O povo ficou aflito com
acontecimento tão estranho. Uns feriam o peito com as pedras;
outros, pondo a boca em terra, que julgavam santificada com o
contacto da santa Imagem, pediam a Deus misericórdia; estes, tomando
os instrumentos de penitência, davam sobre si rígidos e desapiedados
golpes, regando a terra com o sangue das veias; aqueles publicavam
em alta voz as suas culpas, como causas da indignação do Senhor; e
todos, com clamores e enternecidos suspiros, pediam a Deus que
suspendesse as demonstrações da sua justa vingança.
Verificaram, então, que a
santa Imagem não experimentara com a queda dano considerável, pois
somente se observou no braço direito uma contusão. A Imagem foi
lavada e limpa no Convento de Santo André e, colocada outra vez no
andor com a maior segurança, continuou a procissão, na qual as
lágrimas e soluços do povo aflito embargavam as preces, até que, bem
de noite, se recolheu no Mosteiro da Esperança.
E a cólera divina aplacou-se…
Na procissão,
resplandece majestade real
O jogo de expressões
fisionómicas da Imagem, que toca a todos individualmente, conforme
as disposições interiores de cada um, tem todavia uma característica
central e predominante: o olhar.
Este olhar convida a todos
que retribuam àquele imenso e divino amor com uma total dedicação e
entusiasmo na implantação do Reino de Nosso Senhor Jesus Cristo aqui
na Terra.
A face marcada pelos dramas
da Paixão não tira o aspecto de majestade que se desprende daquela
imagem.

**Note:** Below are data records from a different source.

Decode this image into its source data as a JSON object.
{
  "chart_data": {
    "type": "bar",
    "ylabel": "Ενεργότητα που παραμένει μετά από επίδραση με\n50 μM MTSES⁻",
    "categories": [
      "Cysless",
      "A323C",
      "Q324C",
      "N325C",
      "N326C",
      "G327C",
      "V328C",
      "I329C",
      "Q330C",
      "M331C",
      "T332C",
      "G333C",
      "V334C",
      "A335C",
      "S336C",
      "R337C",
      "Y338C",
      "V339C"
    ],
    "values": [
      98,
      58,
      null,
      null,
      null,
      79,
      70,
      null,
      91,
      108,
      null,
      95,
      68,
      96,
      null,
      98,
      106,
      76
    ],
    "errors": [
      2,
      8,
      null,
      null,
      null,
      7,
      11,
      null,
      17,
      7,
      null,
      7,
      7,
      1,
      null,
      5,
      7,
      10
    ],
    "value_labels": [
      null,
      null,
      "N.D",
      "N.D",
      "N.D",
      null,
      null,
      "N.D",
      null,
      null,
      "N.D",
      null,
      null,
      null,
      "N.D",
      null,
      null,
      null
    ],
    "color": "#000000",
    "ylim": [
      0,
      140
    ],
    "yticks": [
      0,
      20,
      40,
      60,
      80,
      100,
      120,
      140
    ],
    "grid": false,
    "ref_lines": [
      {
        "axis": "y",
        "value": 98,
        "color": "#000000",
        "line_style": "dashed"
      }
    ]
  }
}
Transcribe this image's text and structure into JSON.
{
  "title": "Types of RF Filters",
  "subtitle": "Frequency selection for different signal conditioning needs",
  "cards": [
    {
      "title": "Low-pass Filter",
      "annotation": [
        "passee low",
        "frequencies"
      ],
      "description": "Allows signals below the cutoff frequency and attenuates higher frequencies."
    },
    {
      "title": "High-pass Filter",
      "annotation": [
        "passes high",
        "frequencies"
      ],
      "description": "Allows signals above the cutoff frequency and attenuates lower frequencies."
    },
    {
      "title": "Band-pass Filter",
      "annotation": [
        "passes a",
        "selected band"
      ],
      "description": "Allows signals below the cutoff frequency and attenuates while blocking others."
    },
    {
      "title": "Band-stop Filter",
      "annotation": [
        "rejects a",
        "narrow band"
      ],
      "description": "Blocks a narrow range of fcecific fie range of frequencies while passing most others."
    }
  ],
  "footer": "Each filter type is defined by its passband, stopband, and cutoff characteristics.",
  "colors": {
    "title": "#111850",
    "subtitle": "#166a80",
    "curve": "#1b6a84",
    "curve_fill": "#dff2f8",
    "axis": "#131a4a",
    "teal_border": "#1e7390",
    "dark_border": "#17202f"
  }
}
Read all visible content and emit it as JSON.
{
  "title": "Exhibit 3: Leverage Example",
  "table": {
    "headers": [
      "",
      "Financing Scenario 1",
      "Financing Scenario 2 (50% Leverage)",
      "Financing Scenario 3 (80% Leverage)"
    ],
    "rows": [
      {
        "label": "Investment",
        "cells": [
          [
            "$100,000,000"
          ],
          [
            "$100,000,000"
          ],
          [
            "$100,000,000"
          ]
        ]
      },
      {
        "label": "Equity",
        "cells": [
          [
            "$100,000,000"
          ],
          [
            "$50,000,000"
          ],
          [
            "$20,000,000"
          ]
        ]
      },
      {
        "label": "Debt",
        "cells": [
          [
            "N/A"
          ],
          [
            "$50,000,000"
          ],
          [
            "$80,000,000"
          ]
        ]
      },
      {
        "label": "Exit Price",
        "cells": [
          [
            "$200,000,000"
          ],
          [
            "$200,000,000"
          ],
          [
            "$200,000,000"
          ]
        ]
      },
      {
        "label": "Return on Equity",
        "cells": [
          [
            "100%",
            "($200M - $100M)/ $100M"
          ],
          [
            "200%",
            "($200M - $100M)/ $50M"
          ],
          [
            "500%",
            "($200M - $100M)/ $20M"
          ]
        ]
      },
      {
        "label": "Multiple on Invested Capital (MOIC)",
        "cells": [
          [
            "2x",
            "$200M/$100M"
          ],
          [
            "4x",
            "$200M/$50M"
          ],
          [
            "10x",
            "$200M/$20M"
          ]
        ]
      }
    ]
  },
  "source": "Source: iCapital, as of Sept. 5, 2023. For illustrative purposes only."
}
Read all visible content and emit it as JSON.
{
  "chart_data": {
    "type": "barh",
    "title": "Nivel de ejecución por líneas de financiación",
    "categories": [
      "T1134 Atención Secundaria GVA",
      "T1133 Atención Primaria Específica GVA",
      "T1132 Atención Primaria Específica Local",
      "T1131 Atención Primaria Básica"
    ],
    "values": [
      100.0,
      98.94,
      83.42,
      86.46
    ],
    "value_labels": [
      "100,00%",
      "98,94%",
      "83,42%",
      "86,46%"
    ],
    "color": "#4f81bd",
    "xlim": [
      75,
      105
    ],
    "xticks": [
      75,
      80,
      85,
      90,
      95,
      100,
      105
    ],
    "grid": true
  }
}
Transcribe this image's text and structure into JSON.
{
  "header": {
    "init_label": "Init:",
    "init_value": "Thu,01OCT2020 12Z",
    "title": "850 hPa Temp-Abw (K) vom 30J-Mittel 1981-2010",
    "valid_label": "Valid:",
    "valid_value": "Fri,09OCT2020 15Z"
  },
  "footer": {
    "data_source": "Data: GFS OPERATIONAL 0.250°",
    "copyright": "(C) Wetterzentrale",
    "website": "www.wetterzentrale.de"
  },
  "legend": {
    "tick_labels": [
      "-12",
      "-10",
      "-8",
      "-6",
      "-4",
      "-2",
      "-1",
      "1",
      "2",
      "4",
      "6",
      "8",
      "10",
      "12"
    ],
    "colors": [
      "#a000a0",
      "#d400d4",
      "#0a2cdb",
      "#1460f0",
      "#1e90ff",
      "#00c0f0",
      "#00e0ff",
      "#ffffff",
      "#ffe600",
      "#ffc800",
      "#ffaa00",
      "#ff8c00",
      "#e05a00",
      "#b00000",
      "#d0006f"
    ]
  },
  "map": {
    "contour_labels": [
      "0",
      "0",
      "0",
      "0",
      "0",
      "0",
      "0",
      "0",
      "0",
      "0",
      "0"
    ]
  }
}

Ele próprio revelou à Madre Teresa o desejo de que fosse
glorificado como Rei, o soberano Senhor, tanto no convento como fora
dele.
É por isso que é realizada a
procissão do Senhor Santo Cristo pela cidade, no domingo
imediatamente anterior à festa da Ascensão, tendo esta devoção
começado por volta do ano de 1700.
Nessa procissão e a quantos
dela participam, Ele aparece ao povo da ilha, através da imagem,
como o "Senhor”, o "Rei Absoluto". As manifestações da população e
das Forças Armadas, os tapetes de flores, todo o brilho dado à
celebração constituem-se como sinceras, fervorosas e muito piedosas
homenagens a essa realeza, por parte do povo açoriano e de todos os
muitos que chegam à ilha nessa altura, vindos de todas as partes do
mundo.
Não é pois de admirar o que
escreve a Madre Teresa na sua autobiografia, sobre o que o Senhor
lhe ordenou: “Teresa, manda-Me buscar as insígnias reais: coroa de
espinhos, resplendor e cana. Eu quero que ele (o rei D. João V de
Portugal) Me mande fazer as três insígnias reais de ouro e
diamantes e pedras preciosas, como de rei para rei”.
Compreende-se assim o culto
prestado ao Senhor Santo Cristo, ornado de jóias preciosas
deslumbrantes e de tal magnitude que ultrapassa a de coroas dos mais
poderosos reis deste mundo. Mas o grande e valioso relicário está no
peito da imagem, que encerra uma relíquia da verdadeira Cruz de
Cristo, o Santo Lenho.
É facto digno de nota que a
primeira aparição de Nossa Senhora de Fátima, a 13 de Maio de 1917,
se deu no mesmo dia em que se realizava, em Ponta Delgada, a
procissão do Senhor Santo Cristo.
Afluência popular,
milagres e graças
Muito se poderia dizer sobre
os milagres que continuamente se operam por intermédio da devoção ao
Senhor Santo Cristo.
Todos os dias os fiéis, em
grande número, ajoelham-se perto das grades que no Santuário separam
a igreja do coro de baixo, onde está a capela do Senhor Santo
Cristo, construída pela Madre Teresa, segundo desenho arquitectónico
inspirado por Nosso Senhor Jesus Cristo.
Ali rezam e louvam o Senhor;
ali pedem graças, curas de doenças, a solução de problemas difíceis
nas suas vidas; ali fazem os seus votos, as suas promessas; ali
agradecem ao Senhor as graças obtidas; ali fazem as suas ofertas,
por vezes muito generosas.
É impressionante a afluência
de centenas de fiéis às sextas-feiras, durante todo o ano. Não há
uma única sexta-feira em que a igreja não esteja repleta, e muitas
vezes os fiéis ficam nas dependências, ou mesmo fora delas, por
falta de espaço.
A festa do Senhor Santo
Cristo dos Milagres celebra-se no quinto domingo depois da Páscoa.